'Sapanca üçgenindeki infazlar örgütün işiydi' 28.04.2009 Gizli tanık Poyraz, 1993-94 yıllarında öldürülen Kürt işadamlarının Sedat Peker ve Veli Küçük'ün işi olduğunu iddia etti. Gizli tanık, bu itirafı Peker'in sağ kolundan duyduğunu anlattı.
Ergenekon iddianamesinde yer alan ifadede bir dönemin cinayetlerinin arka planı da ortaya çıkıyor. 1993-94 yılları arasında Sapanca bölgesinde arka arkaya Kürt işadamlarının öldürülmesinde Sedat Peker ve Ergenekon tutuklusu general Veli Küçük'ün parmağı olduğu iddia edildi. Gizli tanık Poyraz, Sedat Peker tarafından öldürtülen hayranı ve adamı Tolga Atalay'ın kendisini telefonla aradığında, 'Abi bu teşkilatın içinde beraber koşturduk, dikkat et sıra sana da gelebilir, bilmediğin çok şey var. Peker, Veli Küçük'le hareket edip çok iş yaptı. Sapanca kavşağına atılan cesetlerin tamamı bizim teşkilatın işiydi. Öldürülenlerden biri de Behçet Cantürk'tü. Beni kullandılar şimdi de kalemimi kırdılar' dediğini aktardı.
'BENİ İNFAZ EDECEKLER'
İkinci iddianamenin ek klasörlerine ifadeleri yansıyan gizli tanık Poyraz, organize suç örgütü lideri olmaktan hükümlü Sedat Peker'in, içkili bir ortamda aleyhinde konuşan Tolga Atalay'ı (Peker) Muğla'nın Datça ilçesine götürtüp öldürttüğünü iddia etti. Poyraz, Atalay'ın, öldürülmeden önce kendisinden yardım istemek için telefonla arayarak şunları söylediğini belirtti: 'Abi belki yetişirsin belki yetişemezsin, Sedat Peker benim kalemimi kırmış, biz seninle uzun süredir dostuz, sen benim abimsin, beraber çok koşturduk, bu teşkilat içerisinde senin bilmediğin daha çok olaylar oldu, bunları bilmeni ve senin de kendine dikkat etmeni istiyorum. Sedat Peker, Veli Küçük'le beraber hareket edip, bizi kullanarak çok işler yaptı, tıpkı senin de bildiğin gibi Nihat Yazıcı, Zarif İlhan ve Halim Kırnap'ın öldürülüp yok edilmesi gibi çok olaylar oldu. Bu olaylar çok daha büyüktü.

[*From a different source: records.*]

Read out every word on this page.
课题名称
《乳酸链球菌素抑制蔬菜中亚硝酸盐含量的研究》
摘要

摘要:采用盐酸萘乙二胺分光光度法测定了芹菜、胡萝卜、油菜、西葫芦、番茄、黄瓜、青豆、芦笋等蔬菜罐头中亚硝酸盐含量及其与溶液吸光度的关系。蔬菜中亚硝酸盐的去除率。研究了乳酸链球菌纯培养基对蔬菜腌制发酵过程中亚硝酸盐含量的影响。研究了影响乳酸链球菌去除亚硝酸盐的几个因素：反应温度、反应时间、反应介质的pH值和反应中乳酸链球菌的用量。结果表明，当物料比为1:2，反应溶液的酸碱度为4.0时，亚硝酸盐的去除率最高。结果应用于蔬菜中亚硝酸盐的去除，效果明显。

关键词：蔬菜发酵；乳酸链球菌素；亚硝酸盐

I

Sapanca kavşağına atılan cesetlerin tamamı bizim teşkilatın işiydi, ben de bu olayların bizzat içerisinde yer aldım. Bu öldürülüp atılan şahıslardan birisi Behçet Cantürk'tü. Beni bu olaylarda o kadar çok kullandılar, şimdi de kalemimi kırdılar ve belki beni infaz edecekler, sen benim abimsin, bir süre sonra sıra sana da gelebilir, kendine dikkat et' dediğini aktardı. Poyraz, 'Konuşma içinde Behçet Cantürk'ün ismini en az 5- 6 defa telaffuz etti. Bu şekilde konuşurken 'abi kapı açılıyor' dedi ve telefon kapandı' dedi.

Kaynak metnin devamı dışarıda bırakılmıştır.